Table 3 Maximum likely hood of Tobit econometric analysis of factors associated with WTP for CBHI in Bugna district, 2016

Discussion

This study aimed to assess WTP for CBHI and associated factors among households in Bugna district, Northeast Ethiopia. About 77.8% of participants were WTP for CBHI. The average amount of money WTP per household per annum was 233 ETB ($11.12 USD) for proposed CBHI. This implies the communities were WTP higher money than the proposed payment during the study period which was 140 up to 195 ETB. But the amount of money respondents WTP was consistent with the newly proposed premium which is 240. The mean amount of money WTP in the study is greater than study in Nigeria [17] and Ethiopia [9]. However, this was lower than study done in Cameroon [18], Nigeria [19], Namibia [20], Bangladesh [21] and Burkina Faso [22]. The discrepancy might be due to the difference in study period, area, design and participants.

The study revealed that households with larger family sizes were WTP a higher amount compared to households with smaller family size. This finding is supported by other studies conducted in Nigeria [17], Ethiopia [8], Bangladesh [21], china [23], and India [24]. The possible explanation might be as a result of the huge financial burden faced by households with a large size when they seek health care services.

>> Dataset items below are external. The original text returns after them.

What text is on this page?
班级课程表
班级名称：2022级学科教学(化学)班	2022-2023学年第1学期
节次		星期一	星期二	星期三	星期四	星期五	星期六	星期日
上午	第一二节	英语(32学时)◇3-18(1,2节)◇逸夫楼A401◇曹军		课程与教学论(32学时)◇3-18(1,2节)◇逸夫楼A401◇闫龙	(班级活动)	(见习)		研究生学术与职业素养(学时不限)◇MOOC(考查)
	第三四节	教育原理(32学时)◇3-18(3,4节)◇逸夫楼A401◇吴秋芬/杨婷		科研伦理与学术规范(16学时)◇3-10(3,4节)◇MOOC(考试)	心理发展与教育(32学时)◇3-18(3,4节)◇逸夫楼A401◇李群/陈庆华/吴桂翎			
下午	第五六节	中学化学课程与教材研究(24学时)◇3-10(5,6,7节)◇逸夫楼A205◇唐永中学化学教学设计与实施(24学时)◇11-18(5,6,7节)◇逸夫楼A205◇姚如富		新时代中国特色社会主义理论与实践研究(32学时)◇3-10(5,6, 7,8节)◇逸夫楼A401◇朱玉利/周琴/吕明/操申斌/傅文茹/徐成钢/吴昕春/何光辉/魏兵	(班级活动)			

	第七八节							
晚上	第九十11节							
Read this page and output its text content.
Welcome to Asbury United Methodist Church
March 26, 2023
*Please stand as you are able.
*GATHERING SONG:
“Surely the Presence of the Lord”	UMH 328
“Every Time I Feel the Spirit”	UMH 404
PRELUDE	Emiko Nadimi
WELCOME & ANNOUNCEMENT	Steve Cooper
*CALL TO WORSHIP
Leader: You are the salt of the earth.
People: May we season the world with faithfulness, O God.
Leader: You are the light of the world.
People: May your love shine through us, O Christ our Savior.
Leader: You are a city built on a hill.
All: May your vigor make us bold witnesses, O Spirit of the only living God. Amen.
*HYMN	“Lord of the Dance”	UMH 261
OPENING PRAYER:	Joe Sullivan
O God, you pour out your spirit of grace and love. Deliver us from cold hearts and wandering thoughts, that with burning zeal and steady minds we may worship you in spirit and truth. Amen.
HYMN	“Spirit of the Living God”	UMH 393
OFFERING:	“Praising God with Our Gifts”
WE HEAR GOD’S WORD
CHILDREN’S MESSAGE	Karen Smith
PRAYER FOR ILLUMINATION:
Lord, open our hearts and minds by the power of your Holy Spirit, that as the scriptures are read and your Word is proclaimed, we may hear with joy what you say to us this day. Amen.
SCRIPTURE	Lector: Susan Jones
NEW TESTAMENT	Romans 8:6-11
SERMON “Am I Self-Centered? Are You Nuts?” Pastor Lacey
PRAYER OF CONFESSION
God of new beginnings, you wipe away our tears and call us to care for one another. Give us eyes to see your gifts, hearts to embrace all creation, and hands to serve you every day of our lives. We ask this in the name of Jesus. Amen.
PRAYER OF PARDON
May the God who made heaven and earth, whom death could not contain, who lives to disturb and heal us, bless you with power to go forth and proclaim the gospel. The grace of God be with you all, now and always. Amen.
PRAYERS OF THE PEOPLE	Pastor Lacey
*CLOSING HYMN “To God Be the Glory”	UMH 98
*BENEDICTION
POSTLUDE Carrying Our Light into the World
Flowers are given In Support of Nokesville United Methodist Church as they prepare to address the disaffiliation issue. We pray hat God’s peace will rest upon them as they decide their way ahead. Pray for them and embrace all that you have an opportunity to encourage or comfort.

Educational status of the respondents was found to be another factor to increase the amount of premiums WTP for CBHI scheme. This is consistent with a studies done in Nigeria [25], Cameron [18] and Burkina Faso [22]. Educated household heads have better knowledge about the advantage of making regular insurance payments to avoid the risk of catastrophic medical expenditures at the time of illness.

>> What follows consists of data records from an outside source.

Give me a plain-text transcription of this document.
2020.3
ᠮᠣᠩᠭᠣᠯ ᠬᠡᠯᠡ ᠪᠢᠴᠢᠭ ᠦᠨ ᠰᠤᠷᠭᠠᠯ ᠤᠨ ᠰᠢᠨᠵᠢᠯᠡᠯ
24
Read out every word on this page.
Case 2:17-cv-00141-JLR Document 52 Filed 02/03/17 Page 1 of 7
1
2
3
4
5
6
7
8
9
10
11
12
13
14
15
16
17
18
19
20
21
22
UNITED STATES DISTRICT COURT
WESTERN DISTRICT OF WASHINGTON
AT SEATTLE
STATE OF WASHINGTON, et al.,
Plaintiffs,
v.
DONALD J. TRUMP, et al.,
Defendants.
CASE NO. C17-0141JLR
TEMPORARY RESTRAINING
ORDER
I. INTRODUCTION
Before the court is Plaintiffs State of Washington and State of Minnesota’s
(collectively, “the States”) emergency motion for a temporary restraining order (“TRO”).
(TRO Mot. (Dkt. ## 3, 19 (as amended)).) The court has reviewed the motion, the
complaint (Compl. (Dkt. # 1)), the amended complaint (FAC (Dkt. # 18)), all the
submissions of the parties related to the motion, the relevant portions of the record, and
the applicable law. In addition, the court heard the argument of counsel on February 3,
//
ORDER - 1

Respondent’s awareness about the CBHI had positive and significant association with WTP for the CBHI. This finding was consistent with studies conducted in Nigeria [26], Cameron [27], and Myanmar [28]. This might be due to knowing the catastrophic effects of health problem and the benefits of joining the insurance scheme earlier.

The wealth status of the families had positive and significant association with WTP. Which is similar with other studies conducted inEthiopia [12], Nigeria [19], Bangladesh [21], China [29], St. Vincent [30], and India [24]. The possible explanation might be having more wealth is associated with high asset losses if an unexpected event occurs that leads to be households more WTP for the insurance than the poorer.

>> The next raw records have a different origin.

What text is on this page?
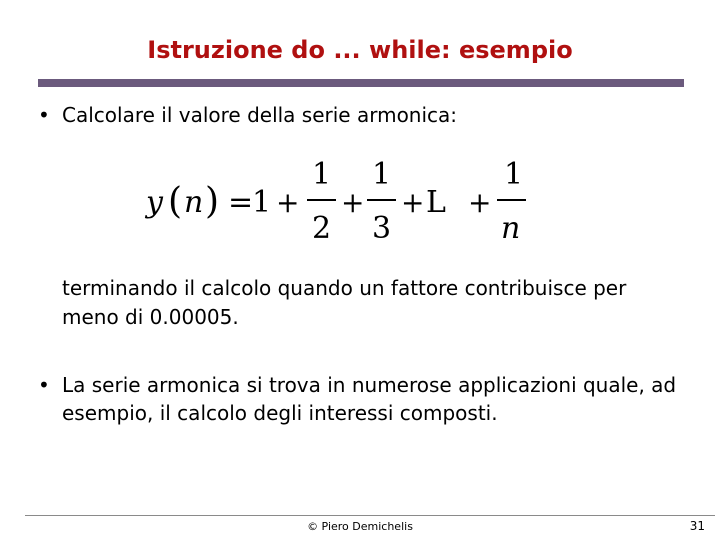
Istruzione do ... while: esempio
• Calcolare il valore della serie armonica:
y ( n ) =
1 +
1
2
+
1
3
+ L +
1
n
terminando il calcolo quando un fattore contribuisce per meno di 0.00005.
• La serie armonica si trova in numerose applicazioni quale, ad esempio, il calcolo degli interessi composti.
© Piero Demichelis	31
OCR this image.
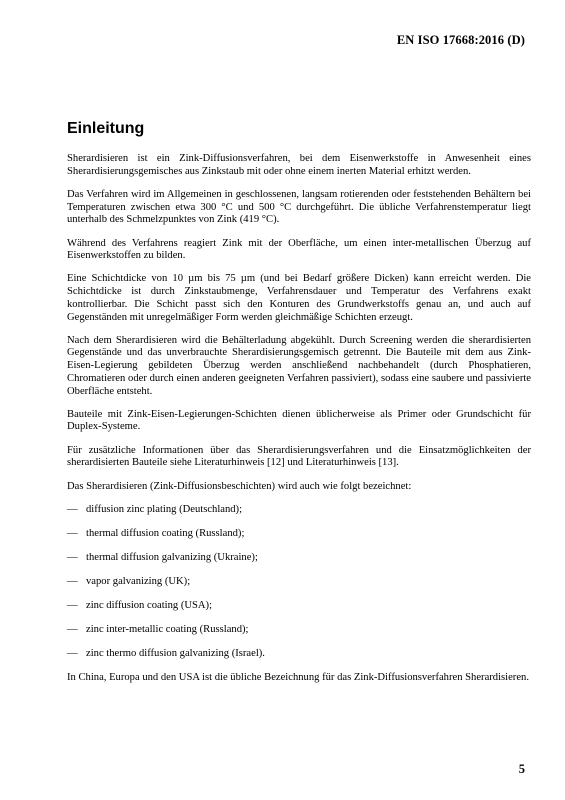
EN ISO 17668:2016 (D)
Einleitung

Sherardisieren ist ein Zink-Diffusionsverfahren, bei dem Eisenwerkstoffe in Anwesenheit eines Sherardisierungsgemisches aus Zinkstaub mit oder ohne einem inerten Material erhitzt werden.

Das Verfahren wird im Allgemeinen in geschlossenen, langsam rotierenden oder feststehenden Behältern bei Temperaturen zwischen etwa 300 °C und 500 °C durchgeführt. Die übliche Verfahrenstemperatur liegt unterhalb des Schmelzpunktes von Zink (419 °C).

Während des Verfahrens reagiert Zink mit der Oberfläche, um einen inter-metallischen Überzug auf Eisenwerkstoffen zu bilden.

Eine Schichtdicke von 10 µm bis 75 µm (und bei Bedarf größere Dicken) kann erreicht werden. Die Schichtdicke ist durch Zinkstaubmenge, Verfahrensdauer und Temperatur des Verfahrens exakt kontrollierbar. Die Schicht passt sich den Konturen des Grundwerkstoffs genau an, und auch auf Gegenständen mit unregelmäßiger Form werden gleichmäßige Schichten erzeugt.

Nach dem Sherardisieren wird die Behälterladung abgekühlt. Durch Screening werden die sherardisierten Gegenstände und das unverbrauchte Sherardisierungsgemisch getrennt. Die Bauteile mit dem aus Zink-Eisen-Legierung gebildeten Überzug werden anschließend nachbehandelt (durch Phosphatieren, Chromatieren oder durch einen anderen geeigneten Verfahren passiviert), sodass eine saubere und passivierte Oberfläche entsteht.

Bauteile mit Zink-Eisen-Legierungen-Schichten dienen üblicherweise als Primer oder Grundschicht für Duplex-Systeme.

Für zusätzliche Informationen über das Sherardisierungsverfahren und die Einsatzmöglichkeiten der sherardisierten Bauteile siehe Literaturhinweis [12] und Literaturhinweis [13].

Das Sherardisieren (Zink-Diffusionsbeschichten) wird auch wie folgt bezeichnet:

— diffusion zinc plating (Deutschland);
— thermal diffusion coating (Russland);
— thermal diffusion galvanizing (Ukraine);
— vapor galvanizing (UK);
— zinc diffusion coating (USA);
— zinc inter-metallic coating (Russland);
— zinc thermo diffusion galvanizing (Israel).

In China, Europa und den USA ist die übliche Bezeichnung für das Zink-Diffusionsverfahren Sherardisieren.

5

The history of illness in the last 3 months in household members had significant effect to WTP for the CBHI. This finding was consistent with other studies in India [24], and Bangladesh [21]. This might be due to the risk-averse individuals are more likely to enrol in the insurance.

Political will and governmental commitment towards the scheme were the opportunities for CBHI implementation in the country. Accordingly, the presence of clear action plans, national scope of implementation and existence of regulatory frameworks were the strengths before introducing and start to implement the scheme. On the contrary, the decision for CBHI enrollment was made at the kebele level as opposed to the household level and a general subsidy from the federal government is also provided for all scheme members without giving especial emphasis for those members who cannot afford to pay. Furthermore, premium load was decided only by their family size without considering their level of income were the limitations of the scheme [8, 9].

Overall, this finding indicated that the proportion of households willing to pay for the scheme was low as compared to the goal of UHC. WTP for CBHI were influenced by educational status, history of illness, family size, awareness and wealth status of the households. Therefore, the government had better to consider the household family size and wealth status for setting the premium load. Moreover, strengthening awareness creation at the community about the scheme to enhance utilization of the scheme.

Limitation

Even though this study lies on the large sample size with high response rate, the study has its own limitation on response biases which may overestimate or underestimate the results of WTP due to the use of self-reporting.